Founder: James Lansdowne Norton
Headquarters: Leicestershire, England
Official website: www.nortonmotorcycles.com
Norton is the name of one of the world’s oldest motorcycle manufacturing brands, which was established in the United Kingdom in 1898 and named after its founder, James Lansdowne Norton. The company was closed for several years but was brought back to life in 2008.
The company, established in England in 1898 started the production of motor vehicles only four years after, in 1902. The motors for the first Norton bikes were supplied from France and Switzerland.
The name of the brand, Norton, became famous after the motorcycle racer Rem Fowler took a victory in competitions on the company’s motorcycle. This gave rise to the sporting future of the brand, along with all the future wins (Norton motorcycles won the most prestigious races more than ten times).
Unfortunately, winning the competition did not bring sufficient dividends, the financial state of the company was not stable, the corporation could not operate fully, and the demand for the products fell. As a result, in 1953, the company was bought by Associated Motorcycles (or simply AMC).
In 2008 the legendary brand was revived and introduced its sample vehicles in the same year, in Austria. The motorcycles were officially presented at the Bike-Austria motorcycle exhibition in Tulln a der Donau.
Today the revived Norton produces beautiful and exclusive machines, and all production facilities of the brand are located in its historical homeland, in England. All the vehicles are handmade, which does not allow to release of bikes in large quantities, though exclusiveness raises the value of the Norton motorcycles. The bikes are known for their classic design and use of the best manufacturers’ details, such as Brembo brakes and Ohlins shock absorbers.
1902 – 1913
1913 – 1921
1921 – 1932
1932 – 1961
1961 – 1972
1972 – 2006
2006 – 2010
2010 – 2020
2020 – now
The visual identity of Norton hasn’t changed much since the introduction of its first logo version. It is still the same monochrome logotype executed in a custom typeface, just with cleaned and emboldened lines and contours, which look modern and sleek today.
The most interesting thing about the logo of the British motorcycle manufacturer is a bold and sharp horn, placed in the left from the first letter of the inscription, and the elongated tail of the same letter, coming above the whole wordmark and curving under the last “N”.
Font and Color
The Norton logotype is executed in a custom typeface with the letters having its lines bold and smooth. The elongated lines and slightly curved edges make the lettering look playful and fancy, creating a unique character of the brand and making the logo memorable and recognizable.
The closest font to the one from the Norton visual identity is probably Absinette, but with its lines and contours modified.
As for the color palette, Norton drawn its logo in black and usually placed it on a white background.
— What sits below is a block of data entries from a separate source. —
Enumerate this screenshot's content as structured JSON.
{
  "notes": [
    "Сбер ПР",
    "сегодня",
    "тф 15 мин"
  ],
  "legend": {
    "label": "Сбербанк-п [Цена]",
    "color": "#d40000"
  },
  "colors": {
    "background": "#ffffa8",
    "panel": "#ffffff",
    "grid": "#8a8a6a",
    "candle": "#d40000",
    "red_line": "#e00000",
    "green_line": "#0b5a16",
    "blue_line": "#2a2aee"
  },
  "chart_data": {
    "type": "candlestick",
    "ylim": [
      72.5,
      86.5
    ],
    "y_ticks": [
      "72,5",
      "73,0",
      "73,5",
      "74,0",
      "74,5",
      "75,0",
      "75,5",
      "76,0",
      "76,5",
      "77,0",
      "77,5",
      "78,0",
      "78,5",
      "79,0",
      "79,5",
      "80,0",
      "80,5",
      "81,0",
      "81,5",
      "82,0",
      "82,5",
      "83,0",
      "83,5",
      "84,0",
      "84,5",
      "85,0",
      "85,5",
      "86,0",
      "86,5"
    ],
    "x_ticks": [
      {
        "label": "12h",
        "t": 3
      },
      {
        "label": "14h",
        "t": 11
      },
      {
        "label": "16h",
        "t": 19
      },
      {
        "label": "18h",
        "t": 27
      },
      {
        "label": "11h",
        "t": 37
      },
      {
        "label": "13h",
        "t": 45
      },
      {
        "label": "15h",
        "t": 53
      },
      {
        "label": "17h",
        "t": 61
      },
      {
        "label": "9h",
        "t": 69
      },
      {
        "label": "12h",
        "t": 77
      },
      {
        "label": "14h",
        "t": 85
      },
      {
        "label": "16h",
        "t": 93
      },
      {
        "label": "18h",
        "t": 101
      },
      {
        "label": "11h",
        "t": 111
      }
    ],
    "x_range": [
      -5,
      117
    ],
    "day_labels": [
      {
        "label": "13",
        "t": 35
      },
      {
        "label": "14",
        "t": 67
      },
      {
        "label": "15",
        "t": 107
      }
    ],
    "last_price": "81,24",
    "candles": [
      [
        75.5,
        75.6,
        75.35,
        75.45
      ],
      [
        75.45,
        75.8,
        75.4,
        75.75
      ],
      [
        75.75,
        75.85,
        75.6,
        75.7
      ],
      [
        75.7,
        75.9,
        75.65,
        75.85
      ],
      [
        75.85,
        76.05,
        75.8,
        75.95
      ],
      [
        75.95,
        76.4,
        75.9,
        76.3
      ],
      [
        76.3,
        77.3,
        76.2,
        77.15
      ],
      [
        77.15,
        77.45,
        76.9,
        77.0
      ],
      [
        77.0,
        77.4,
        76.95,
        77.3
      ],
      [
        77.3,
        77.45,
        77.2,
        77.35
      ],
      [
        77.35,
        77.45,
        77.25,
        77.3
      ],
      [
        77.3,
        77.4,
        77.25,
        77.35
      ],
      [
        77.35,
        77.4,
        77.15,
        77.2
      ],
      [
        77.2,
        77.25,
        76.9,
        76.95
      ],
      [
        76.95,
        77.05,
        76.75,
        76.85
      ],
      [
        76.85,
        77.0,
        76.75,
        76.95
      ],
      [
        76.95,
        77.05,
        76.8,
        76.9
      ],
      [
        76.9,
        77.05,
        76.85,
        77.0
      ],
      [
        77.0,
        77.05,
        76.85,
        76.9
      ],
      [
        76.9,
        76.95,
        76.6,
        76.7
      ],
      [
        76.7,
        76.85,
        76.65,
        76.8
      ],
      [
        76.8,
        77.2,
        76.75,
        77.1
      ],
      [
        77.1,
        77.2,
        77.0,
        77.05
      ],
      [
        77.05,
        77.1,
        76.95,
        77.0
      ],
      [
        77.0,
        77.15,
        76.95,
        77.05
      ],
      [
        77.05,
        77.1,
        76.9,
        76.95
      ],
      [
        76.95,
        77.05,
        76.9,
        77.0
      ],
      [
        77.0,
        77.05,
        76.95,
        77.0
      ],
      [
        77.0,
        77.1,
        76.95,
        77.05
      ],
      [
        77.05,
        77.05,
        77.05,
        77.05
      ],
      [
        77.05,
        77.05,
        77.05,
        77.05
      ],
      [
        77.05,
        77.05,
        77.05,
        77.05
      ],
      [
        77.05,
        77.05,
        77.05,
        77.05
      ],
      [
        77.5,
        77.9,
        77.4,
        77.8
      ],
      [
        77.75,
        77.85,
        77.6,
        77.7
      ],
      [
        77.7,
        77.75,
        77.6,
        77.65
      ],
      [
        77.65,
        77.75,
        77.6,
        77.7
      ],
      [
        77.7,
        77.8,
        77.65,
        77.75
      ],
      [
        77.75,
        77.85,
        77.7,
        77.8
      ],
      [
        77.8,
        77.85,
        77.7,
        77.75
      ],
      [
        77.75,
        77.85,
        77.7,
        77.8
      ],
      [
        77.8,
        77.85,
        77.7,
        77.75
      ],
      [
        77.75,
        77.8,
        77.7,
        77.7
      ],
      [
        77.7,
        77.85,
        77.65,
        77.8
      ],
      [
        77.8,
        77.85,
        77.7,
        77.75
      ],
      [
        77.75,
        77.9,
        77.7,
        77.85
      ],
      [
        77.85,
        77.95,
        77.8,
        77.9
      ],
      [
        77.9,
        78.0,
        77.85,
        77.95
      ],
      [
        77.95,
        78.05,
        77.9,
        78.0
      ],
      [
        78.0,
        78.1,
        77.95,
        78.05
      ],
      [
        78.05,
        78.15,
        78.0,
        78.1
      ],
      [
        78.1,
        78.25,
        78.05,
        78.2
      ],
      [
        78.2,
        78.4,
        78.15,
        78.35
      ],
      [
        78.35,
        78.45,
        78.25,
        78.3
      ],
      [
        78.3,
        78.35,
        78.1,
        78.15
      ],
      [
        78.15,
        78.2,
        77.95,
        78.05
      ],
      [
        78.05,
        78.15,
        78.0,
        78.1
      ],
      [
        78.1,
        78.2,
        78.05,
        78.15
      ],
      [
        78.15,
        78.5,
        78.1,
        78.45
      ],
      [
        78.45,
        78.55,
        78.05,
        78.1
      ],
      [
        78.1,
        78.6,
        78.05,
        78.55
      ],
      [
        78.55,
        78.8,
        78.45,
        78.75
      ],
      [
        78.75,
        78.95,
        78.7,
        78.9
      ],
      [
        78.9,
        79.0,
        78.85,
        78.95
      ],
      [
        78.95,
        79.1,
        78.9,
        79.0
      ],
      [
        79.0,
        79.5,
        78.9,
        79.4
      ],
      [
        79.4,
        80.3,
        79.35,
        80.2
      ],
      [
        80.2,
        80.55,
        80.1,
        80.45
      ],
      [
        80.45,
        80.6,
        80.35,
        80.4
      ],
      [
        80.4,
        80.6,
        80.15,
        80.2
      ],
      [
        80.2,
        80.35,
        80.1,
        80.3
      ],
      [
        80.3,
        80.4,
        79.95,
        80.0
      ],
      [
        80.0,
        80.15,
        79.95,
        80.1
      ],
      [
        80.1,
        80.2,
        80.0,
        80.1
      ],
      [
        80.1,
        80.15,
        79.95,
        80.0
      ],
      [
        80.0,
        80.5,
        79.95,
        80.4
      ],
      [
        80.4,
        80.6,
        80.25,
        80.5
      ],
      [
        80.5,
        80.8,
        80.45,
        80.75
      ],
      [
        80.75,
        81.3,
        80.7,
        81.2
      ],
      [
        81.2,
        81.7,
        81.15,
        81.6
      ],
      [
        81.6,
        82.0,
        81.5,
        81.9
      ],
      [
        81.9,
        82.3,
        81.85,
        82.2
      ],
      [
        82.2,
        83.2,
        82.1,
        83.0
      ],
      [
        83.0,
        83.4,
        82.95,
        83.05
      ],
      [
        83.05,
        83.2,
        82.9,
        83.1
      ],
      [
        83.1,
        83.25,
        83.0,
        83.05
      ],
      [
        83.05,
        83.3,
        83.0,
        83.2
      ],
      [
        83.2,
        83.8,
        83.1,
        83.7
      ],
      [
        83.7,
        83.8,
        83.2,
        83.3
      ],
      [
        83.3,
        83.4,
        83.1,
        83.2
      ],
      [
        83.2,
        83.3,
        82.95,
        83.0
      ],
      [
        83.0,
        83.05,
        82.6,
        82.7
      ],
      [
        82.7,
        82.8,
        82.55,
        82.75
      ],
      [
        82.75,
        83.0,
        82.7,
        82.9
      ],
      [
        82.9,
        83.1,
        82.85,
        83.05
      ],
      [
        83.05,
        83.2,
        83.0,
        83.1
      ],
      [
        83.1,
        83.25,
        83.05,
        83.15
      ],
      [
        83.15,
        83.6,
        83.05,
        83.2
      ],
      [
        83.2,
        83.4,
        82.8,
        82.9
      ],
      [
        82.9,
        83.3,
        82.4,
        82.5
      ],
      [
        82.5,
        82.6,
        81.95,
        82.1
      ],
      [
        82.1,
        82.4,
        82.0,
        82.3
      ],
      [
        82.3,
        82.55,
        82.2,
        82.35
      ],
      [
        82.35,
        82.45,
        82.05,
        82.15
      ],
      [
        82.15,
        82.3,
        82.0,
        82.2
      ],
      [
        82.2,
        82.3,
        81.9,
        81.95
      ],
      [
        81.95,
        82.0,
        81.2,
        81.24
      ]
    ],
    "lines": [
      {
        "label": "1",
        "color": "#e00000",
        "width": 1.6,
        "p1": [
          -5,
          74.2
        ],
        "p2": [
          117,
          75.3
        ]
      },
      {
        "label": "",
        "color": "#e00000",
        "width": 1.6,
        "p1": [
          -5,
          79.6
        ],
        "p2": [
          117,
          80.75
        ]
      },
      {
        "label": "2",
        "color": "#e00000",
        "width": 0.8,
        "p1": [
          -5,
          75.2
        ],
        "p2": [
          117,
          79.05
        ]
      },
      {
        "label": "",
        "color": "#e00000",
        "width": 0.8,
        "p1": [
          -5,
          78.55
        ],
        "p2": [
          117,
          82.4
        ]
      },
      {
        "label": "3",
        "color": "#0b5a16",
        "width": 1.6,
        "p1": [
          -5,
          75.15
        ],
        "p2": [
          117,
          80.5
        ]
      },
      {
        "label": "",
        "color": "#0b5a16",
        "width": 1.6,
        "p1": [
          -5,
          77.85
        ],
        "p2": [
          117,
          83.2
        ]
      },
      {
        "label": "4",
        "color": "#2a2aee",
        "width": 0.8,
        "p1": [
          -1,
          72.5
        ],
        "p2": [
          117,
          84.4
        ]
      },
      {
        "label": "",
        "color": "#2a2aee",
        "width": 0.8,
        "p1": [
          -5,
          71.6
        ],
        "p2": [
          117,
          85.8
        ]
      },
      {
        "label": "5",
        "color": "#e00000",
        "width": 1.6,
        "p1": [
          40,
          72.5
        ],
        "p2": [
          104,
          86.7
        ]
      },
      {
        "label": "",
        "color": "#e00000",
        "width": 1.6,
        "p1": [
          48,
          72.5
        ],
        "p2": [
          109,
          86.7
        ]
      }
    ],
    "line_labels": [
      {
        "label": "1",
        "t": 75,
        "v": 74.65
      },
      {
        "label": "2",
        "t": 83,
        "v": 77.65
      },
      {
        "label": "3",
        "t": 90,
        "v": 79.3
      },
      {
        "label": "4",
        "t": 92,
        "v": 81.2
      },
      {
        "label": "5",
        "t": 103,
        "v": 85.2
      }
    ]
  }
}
The timeless combination makes it look elegant and powerful at the same time.
The Norton most famous classic motorcycle was first manufactured in1967 and is still being produced by the brand today. Its name is known all over the globe — Norton Commando. Though its release was not easy for the company.
Norton had no money to develop a new motorcycle with a big 750 CC engine. But there were big human resources of the new owner of the brand, AMC. And there was already one 750 CC engine — from the not popular model for the American market, the Norton Atlas. The model was not successful because of the high price and great vibration from the badly balanced inline two-cylinder engine.
Former Rolls-Royce engineer Stephan Baer and Norton-Villiers chief engineer Bernard Hoper took over the design and production of the new model. They isolated the engine, gearbox, and rear suspension from the rest of the frame with a system of rubber elements. This helped solve the vibration problem. This system was called Isolastic.
The result was the Norton Commando, which blew up the market. From 1968 to 1972, it won the “Motorcycle of the Year” award of the prestigious British magazine Motor Cycle News. The model was produced in various modifications. Among them was a police model, called Interpol.
The racing version of the Norton Commando had disc brakes, forced engines, and a bright and delightful yellow color, and therefore were called Yellow Peril.